Joe Lycett wird zu Hugo Boss – ein Protest mit Namenswechsel
Der Komiker Joe Lycett hat seinen Namen offiziell in Hugo Boss ändern lassen – als Protest gegen die aggressive Durchsetzung von Markenrechten durch das Modeunternehmen. Die Aktion steht im Zusammenhang mit einer neuen Folge seiner Verbraucherschutz-Sendung Got Your Back, in der er ein Produkt unter demselben Namen auf den Markt bringen wird.
Das Luxuslabel Hugo Boss gerät seit Langem in die Kritik, weil es kleinen Unternehmen und gemeinnützigen Organisationen, die das Wort "BOSS" nutzen, Abmahnungen zukommen lässt. Die walisische Brauerei Boss Brewing aus Swansea musste nach einer solchen Abmahnung 10.000 Pfund für Anwalts- und Umfirmierungskosten aufbringen. Auch die Wohltätigkeitsorganisation DarkGirlBoss wurde abgemahnt, als sie versuchte, ihren Namen als Marke eintragen zu lassen.
Das Unternehmen wurde 1924 von Hugo Ferdinand Boss gegründet, einem langjährigen Mitglied und Unterstützer der NSDAP sowie Anhänger Adolf Hitlers.
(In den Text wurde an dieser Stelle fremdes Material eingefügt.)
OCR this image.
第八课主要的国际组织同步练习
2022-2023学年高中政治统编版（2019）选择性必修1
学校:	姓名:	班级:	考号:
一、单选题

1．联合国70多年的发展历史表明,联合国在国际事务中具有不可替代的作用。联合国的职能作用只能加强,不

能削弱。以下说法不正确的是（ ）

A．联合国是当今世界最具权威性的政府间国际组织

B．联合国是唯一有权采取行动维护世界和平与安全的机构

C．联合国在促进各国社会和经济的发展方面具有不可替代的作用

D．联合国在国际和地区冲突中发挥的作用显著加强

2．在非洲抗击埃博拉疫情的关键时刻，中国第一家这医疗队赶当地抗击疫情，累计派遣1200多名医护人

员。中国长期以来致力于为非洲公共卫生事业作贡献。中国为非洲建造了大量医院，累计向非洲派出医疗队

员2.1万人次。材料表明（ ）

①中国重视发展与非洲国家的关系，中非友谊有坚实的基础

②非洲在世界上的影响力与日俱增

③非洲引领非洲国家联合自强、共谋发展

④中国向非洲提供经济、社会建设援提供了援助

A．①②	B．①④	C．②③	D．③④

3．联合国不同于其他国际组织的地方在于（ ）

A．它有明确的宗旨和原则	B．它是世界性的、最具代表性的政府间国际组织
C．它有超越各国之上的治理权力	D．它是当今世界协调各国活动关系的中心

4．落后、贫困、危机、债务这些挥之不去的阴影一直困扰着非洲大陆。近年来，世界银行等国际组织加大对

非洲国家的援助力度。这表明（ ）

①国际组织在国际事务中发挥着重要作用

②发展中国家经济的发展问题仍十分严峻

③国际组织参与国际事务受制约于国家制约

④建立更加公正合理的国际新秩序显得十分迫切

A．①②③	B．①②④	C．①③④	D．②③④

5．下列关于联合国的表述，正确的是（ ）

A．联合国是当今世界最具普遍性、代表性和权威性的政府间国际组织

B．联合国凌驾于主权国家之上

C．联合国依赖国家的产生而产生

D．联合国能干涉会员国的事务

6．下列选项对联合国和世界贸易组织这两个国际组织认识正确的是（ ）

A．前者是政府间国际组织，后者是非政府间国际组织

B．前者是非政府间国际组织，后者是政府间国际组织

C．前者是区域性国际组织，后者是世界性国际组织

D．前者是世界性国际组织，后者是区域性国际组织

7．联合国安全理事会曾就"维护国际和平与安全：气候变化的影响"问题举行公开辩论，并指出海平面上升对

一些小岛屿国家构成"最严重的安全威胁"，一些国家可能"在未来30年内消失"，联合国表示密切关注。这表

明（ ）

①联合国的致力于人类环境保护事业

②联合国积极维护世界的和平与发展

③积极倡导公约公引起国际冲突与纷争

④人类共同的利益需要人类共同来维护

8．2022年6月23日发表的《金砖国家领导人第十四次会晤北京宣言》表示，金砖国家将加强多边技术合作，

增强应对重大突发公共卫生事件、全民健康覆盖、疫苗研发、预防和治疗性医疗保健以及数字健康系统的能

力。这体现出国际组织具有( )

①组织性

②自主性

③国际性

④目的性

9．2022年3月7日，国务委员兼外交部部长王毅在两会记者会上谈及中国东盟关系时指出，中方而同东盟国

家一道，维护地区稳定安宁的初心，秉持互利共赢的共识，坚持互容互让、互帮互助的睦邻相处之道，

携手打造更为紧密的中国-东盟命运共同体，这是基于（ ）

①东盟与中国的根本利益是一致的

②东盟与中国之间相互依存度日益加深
Während des Zweiten Weltkriegs produzierte die Marke SS-Uniformen unter Einsatz von Zwangsarbeitern. 2011 entschuldigte sich Hugo Boss offiziell für das "Leid und die Entbehrungen", die durch den Betrieb seiner Fabriken in der Kriegszeit verursacht wurden.
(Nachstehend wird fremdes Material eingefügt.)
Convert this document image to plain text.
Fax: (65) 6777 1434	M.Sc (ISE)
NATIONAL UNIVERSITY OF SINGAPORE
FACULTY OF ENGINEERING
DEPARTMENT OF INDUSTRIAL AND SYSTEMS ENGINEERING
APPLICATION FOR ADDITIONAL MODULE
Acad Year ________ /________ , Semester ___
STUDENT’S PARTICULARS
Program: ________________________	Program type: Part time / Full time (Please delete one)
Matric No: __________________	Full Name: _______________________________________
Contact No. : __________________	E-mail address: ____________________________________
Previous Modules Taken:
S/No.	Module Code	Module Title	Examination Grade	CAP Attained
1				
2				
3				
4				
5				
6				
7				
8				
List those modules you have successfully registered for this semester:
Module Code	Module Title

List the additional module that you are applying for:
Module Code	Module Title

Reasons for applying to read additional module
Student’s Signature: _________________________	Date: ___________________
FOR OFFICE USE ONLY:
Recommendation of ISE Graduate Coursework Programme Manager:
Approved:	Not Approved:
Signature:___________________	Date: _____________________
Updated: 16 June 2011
Heute beschäftigt das Unternehmen weltweit über 14.000 Mitarbeiter in 127 Ländern und betreibt 439 Filialen. Mit einem Umsatz von mehr als 2,3 Milliarden Pfund im Jahr 2018 festigte Hugo Boss seine Position als globaler Luxusanhbieter.
Lycetts Namensänderung und die geplante Sendung rücken die anhaltenden Spannungen zwischen der Durchsetzung von Markenrechten durch Großkonzerne und den Folgen für kleinere Organisationen in den Fokus. Die Geschichte des Modeimperiums und seine juristischen Schritte bleiben umstritten – der Protest des Komikers lenkt die Aufmerksamkeit erneut auf das Thema.